Embedded industrial computers are designed and built with ruggedness in mind, enabling them to be deployed in environments that experience extremely hot or extremely cold temperatures, vibrations, shocks, dust, and debris.
Choosing the right industrial PC depends on the applications that you need your industrial PC to perform. For example, industrial computers are often deployed in industrial settings as workstations and HMIs (human-machine interface) in manufacturing plants, food processing plants, farms, warehouses, transportation nodes, medical institutions, hazardous locations, and a variety of other locations.
The industrial computer you choose will depend on the intensity and number of applications you want your system to perform. The greater the applications and the more demanding the software, the more compute power you will need to ensure that the system runs smoothly and reliably.
After you’ve figured out the compute power that you need, the environment in which the industrial computer will be placed, and the applications you want to run, it’s time to consider the connectivity options you want to configure your system with.
Many people often do not consider the OS until they have the system in hand, but it is extremely important to test all the parts to ensure they work together harmoniously. As such, we work very diligently with our customers to ensure that the systems work flawlessly when they receive them.

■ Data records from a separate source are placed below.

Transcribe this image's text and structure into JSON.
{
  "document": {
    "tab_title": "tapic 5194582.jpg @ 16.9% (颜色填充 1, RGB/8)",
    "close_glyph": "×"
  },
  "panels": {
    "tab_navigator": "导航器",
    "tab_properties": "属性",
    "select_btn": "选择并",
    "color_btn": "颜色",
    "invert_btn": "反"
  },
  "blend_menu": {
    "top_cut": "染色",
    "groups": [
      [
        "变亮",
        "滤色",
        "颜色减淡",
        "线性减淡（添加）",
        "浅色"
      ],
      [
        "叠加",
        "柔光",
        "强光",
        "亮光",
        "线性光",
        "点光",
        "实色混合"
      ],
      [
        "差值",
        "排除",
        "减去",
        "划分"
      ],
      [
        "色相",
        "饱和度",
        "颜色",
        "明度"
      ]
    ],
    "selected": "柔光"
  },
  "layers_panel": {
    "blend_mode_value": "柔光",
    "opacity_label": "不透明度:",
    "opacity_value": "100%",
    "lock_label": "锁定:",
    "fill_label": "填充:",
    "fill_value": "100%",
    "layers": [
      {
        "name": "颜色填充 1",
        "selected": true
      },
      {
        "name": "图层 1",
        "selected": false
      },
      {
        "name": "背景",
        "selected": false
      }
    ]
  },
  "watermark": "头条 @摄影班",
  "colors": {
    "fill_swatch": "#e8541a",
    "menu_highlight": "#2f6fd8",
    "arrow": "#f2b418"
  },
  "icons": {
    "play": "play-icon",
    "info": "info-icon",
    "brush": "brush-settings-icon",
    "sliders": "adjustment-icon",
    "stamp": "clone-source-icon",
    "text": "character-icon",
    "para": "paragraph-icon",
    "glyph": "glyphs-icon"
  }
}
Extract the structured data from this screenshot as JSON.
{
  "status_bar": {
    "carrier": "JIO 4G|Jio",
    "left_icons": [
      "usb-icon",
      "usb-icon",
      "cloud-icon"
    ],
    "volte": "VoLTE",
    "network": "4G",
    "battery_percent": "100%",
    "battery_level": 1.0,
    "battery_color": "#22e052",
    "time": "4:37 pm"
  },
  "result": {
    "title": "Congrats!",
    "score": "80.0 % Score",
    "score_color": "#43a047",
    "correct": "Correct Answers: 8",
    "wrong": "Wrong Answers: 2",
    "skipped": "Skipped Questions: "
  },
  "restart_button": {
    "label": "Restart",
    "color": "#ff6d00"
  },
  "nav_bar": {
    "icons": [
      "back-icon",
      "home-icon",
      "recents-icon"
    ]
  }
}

Rugged industrial computers are able to run in remote locations where stable power is not always available. This is due to the ability of industrial computers to run on DC power. Premio industrial computers can operate on a wide power range between 9 – 50 VDC, enabling industrial computers to be deployed in a wide variety of power-efficient applications. Some of the industrial computers also have a feature to toggles between pc or car mode in order to run off the 12/24VDC battery of a vehicle.
Storage, Memory, and Expansion
The last item that you should consider when choosing an industrial PC is the storage solution that your workload requires. Industrial computers can be configured with standard hard drives (HDDs) and solid-state drives (SSDs). If you need to run regular applications that do not require real-time access, you can configure your system with mechanical drives.
However, if you require high-speed access to localized storage, you should equip your system with an SSD. SSDs offer extremely fast data transfer speeds, enabling real-time data processing and decision making. Additionally, equipping a system with an SSD vs. an HDD makes the system more reliable and more resistant to frequent shocks and vibrations because there are no moving platters in SSDs that can be damaged.